La question de la responsabilité du Président de la république amène à réfléchir sur des notions à caractère politique comme juridique, c'est-à-dire civiles et pénales, dont la frontière est difficilement perceptible.

Est responsable, si l'on se reporte au dictionnaire, celui "qui doit accepter et subir les conséquences de ses actes et en répondre". Si cette définition est travestie sous l'ancien régime par l'adage : "le roi ne peut mal faire", les actes du souverain étant investis, à priori, d'une autorité sacrée et donc d'une légitimité indiscutable, la Constitution de 1791 consacrait une immunité pénale attachée à la fonction et non plus à la personne du roi.

Cette conception de la monarchie constitutionnelle ne disparaîtra pas complètement de nos constitutions républicaines, aussi, l'article 68 de la constitution de 1958 semble poser le principe de l'irresponsabilité du président, ce qui signifierait qu'il n'existe aucune procédure constitutionnelle susceptible de le contraindre à démissionner pour des motifs politiques.
Mais cette affirmation, comme on le verra, si elle est pratiquement vérifiable est juridiquement à nuancer par le caractère riche de potentialités que recèle la notion de "haute trahison".

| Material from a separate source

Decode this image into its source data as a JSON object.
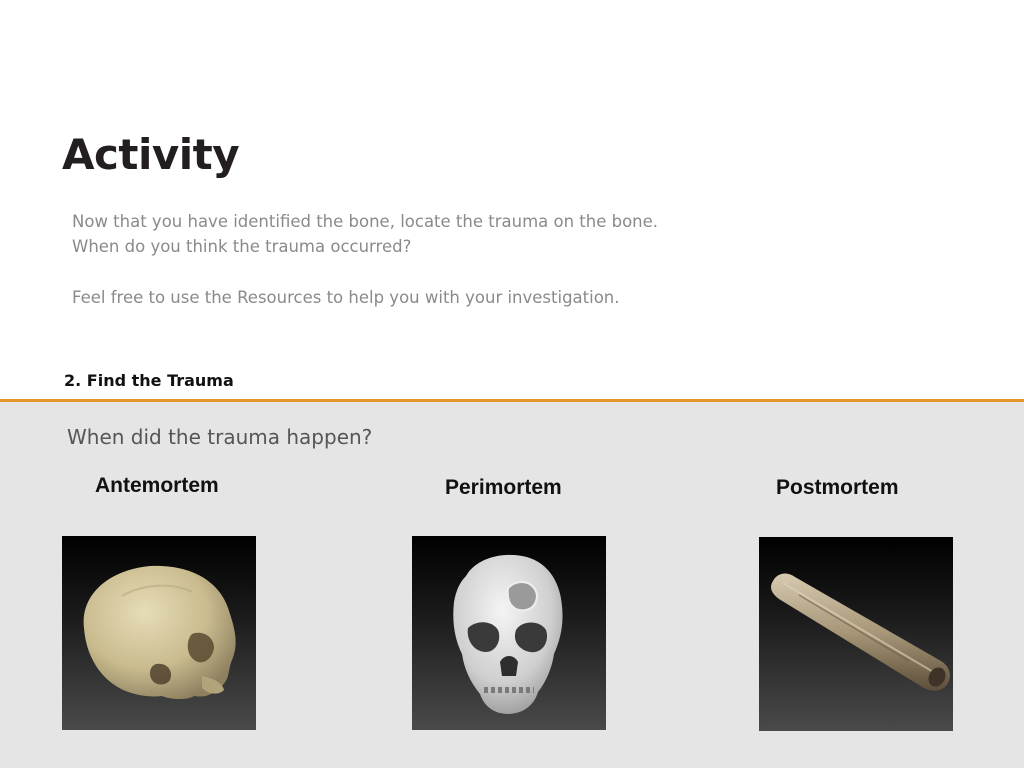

Lorsqu'on lit la constitution de 1958, le texte de l'article 68 al 1 apparaît bien mal rédigé : en effet, l'incrimination de haute trahison n'est pas définie dans ses éléments constitutifs et l'échelle des peines n'est pas indiquée. Il semblerait que, comme le souligne Mr Badinter que "le principe de légalité est méconnu par le constituant lui même".
Aussi, face à la "lettre" lacunaire, l'esprit de la constitution va être fonction de l'interprétation des présidents.
Estimant que cette irresponsabilité politique était contradictoire avec les importantes attributions du président de la 5e, le Général de Gaulle avait systématiquement utilisé le referendum pour mettre en jeu sa responsabilité politique. Apres lui l'irresponsabilité politique peut être vue comme une pratique si l'on conçoit une obligation générale de comportement s'imposant au chef de l'Etat à la mesure de l'autorité qu'il détient effectivement.

Aussi, l'article 68 de la Constitution et la notion de haute trahison seraient ils comme l'évoque le professeur PREVOST PARADOL "des tentes dressées pour le sommeil" ? La quasi irresponsabilité politique et pénale du président de la république ne serait elle pas anachronique dans un système qui, outre la cohabitation, fait du président le chef de la majorité parlementaire ?

Nous traiterons du sujet à travers deux chapitres, le premier sur le système de responsabilité présidentielle sous la Ve République : entre irresponsabilité politique et quasi irresponsabilité pénale, et le second chapitre étudiant ce même système sous l'angle d'une résurgence critiquable d'une irresponsabilité anachronique.